Closed bj0 closed 6 years ago
Thanks for the report! I will try to get to this before PyCon, but it might instead be after the conference that I have time to tackle it (though, of course, anyone else is free to try to create a fix in the meantime). I assume that I can reproduce this error using the default hip_main.dat.gz
file whose URL is at the top of the hipparcos.py
file?
Probably, I didn't change anything so it's just downloading it. I deleted it and let it download it again but it didn't change anything.
I have downloaded the file and there was no error when Skyfield parsed it. Is it possible, since the link to the file isn’t an https link but instead just a plain-text non-error-corrected protocol, that there is a bad byte in your copy of the file that happened as it was downloaded? If you run the following code, you can find out if our two copies of the file are exactly the same:
from hashlib import sha256
content = open('hip_main.dat.gz', 'rb').read()
print(sha256(content).hexdigest())
My version prints:
96fe641a7112f41893f6632d91762179c7f3cf072a16d2beff62e37d5b3db65c
I lost the files I had been using before, but I re-created the script and it re-downloaded the hip_main file. It's hash matches yours and it still produces the error on star 421.
Here's the script that causes it:
from skyfield.data.hipparcos import load
stars = []
for star in load(lambda x: True):
# print(star)
stars.append(star)
print(stars)
oops, hit wrong button
I see — you are trying to load every star in the database, even though there are stars without valid fields defined for decimal RA and Dec. I had only ever tried to load specific stars, never all of them at once.
If an attempt is made to load a start without decimal RA and Dec, I wonder what should happen?
I'm not sure, an error saying what the actual problem is might be useful, but if the RA/Dec are there in HMS/DMS, then I don't know why they aren't there in DD. The conversion is pretty simple, and why would they be in the catalog if they are invalid?
In a fit of whimsy, I did perl -nle '$n++; print "$n ",substr($_,87,8)' hip_main.dat
(after uncompressing hip_main.dat.gz) and found what I expected: star 421 is the first star for which that field, ra_mas_per_year
, is blank.

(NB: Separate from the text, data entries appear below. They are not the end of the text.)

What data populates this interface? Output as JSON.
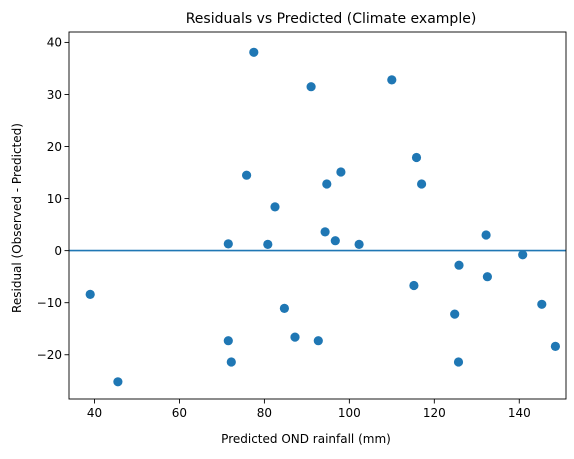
{
  "chart_data": {
    "type": "scatter",
    "title": "Residuals vs Predicted (Climate example)",
    "xlabel": "Predicted OND rainfall (mm)",
    "ylabel": "Residual (Observed - Predicted)",
    "xlim": [
      34,
      151
    ],
    "ylim": [
      -28.5,
      42
    ],
    "xticks": [
      40,
      60,
      80,
      100,
      120,
      140
    ],
    "yticks": [
      -20,
      -10,
      0,
      10,
      20,
      30,
      40
    ],
    "grid": false,
    "hline": 0,
    "colors": {
      "point": "#1f77b4",
      "line": "#1f77b4",
      "axis": "#000000"
    },
    "points": [
      {
        "x": 39.0,
        "y": -8.4
      },
      {
        "x": 45.5,
        "y": -25.2
      },
      {
        "x": 71.5,
        "y": 1.3
      },
      {
        "x": 71.5,
        "y": -17.3
      },
      {
        "x": 72.2,
        "y": -21.4
      },
      {
        "x": 75.8,
        "y": 14.5
      },
      {
        "x": 77.5,
        "y": 38.1
      },
      {
        "x": 80.8,
        "y": 1.2
      },
      {
        "x": 82.5,
        "y": 8.4
      },
      {
        "x": 84.7,
        "y": -11.1
      },
      {
        "x": 87.2,
        "y": -16.6
      },
      {
        "x": 91.0,
        "y": 31.5
      },
      {
        "x": 92.7,
        "y": -17.3
      },
      {
        "x": 94.3,
        "y": 3.6
      },
      {
        "x": 94.7,
        "y": 12.8
      },
      {
        "x": 96.7,
        "y": 1.9
      },
      {
        "x": 98.0,
        "y": 15.1
      },
      {
        "x": 102.3,
        "y": 1.2
      },
      {
        "x": 110.0,
        "y": 32.8
      },
      {
        "x": 115.2,
        "y": -6.7
      },
      {
        "x": 115.8,
        "y": 17.9
      },
      {
        "x": 117.0,
        "y": 12.8
      },
      {
        "x": 124.8,
        "y": -12.2
      },
      {
        "x": 125.7,
        "y": -21.4
      },
      {
        "x": 125.8,
        "y": -2.8
      },
      {
        "x": 132.2,
        "y": 3.0
      },
      {
        "x": 132.5,
        "y": -5.0
      },
      {
        "x": 140.8,
        "y": -0.8
      },
      {
        "x": 145.3,
        "y": -10.3
      },
      {
        "x": 148.5,
        "y": -18.4
      }
    ]
  }
}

This code casts the field to float: https://github.com/skyfielders/python-skyfield/blob/master/skyfield/data/hipparcos.py#L16
Probable fix: Check all fields for empty string and set to NULL as needed.
It won't come out in a Skyfield release for a few more days, but for those of you working from master
, check out the load_dataframe()
method in hipparcos.py
. It needs a bit of cleanup (it still prints the number of seconds required to load the catalog, for example!), but it loads the entire Hipparcos catalog for me in about 1 second.
As you'll see from my heavily in-progress work in charting.py
, the combination of Pandas and NumPy means that you can compute the coordinates of the entire sky full of stars with:
c = catalog
c = c[c['magnitude'] <= limiting_magnitude]
c = c.sort_values('magnitude', ascending=False)
s = Star(ra_hours=c.ra_hours, dec_degrees=c.dec_degrees)
spos = o.observe(s)
While I hesitate to ever ask folks to install additional dependencies, I think that Pandas is such a huge improvement in how to handle thousands of stars over earlier approaches involving separate Star
objects that I might think of making this standard. Also, it's so much more fun to let Pandas do the parsing of the text file instead of doing it by hand! All I had to type was:
names, colspecs = zip(
('hip', (2, 14)),
('magnitude', (41, 46)),
('ra_degrees', (51, 63)),
('dec_degrees', (64, 76)),
)
—and Pandas did everything else!
I'm going to close this for now, since it looks like the Pandas approach will work well — feel free to open further issues as you run into problems or new ideas, though!
In a few minutes I'll be releasing Skyfield 1.7 with the documentation on Stars rewritten to highlight the ability to load the Hipparcos library from a Pandas dataframe. Hopefully we'll get feedback on how the feature works for real users!
The default value for hipparcos.URL (ftp://cdsarc.u-strasbg.fr/cats/I/239/hip_main.dat.gz) appears to be offline. I've had good luck switching that to http://cdsarc.u-strasbg.fr/ftp/cats/I/239/hip_main.dat.gz
I just tried to import the stars using
skyfield.data.hipparcos.load
. It downloads the file and then loads the first 420 stars, but throws ValueError on star 421. Looking at the data file some of the fields are blank for that star, which skyfield doesn't handle.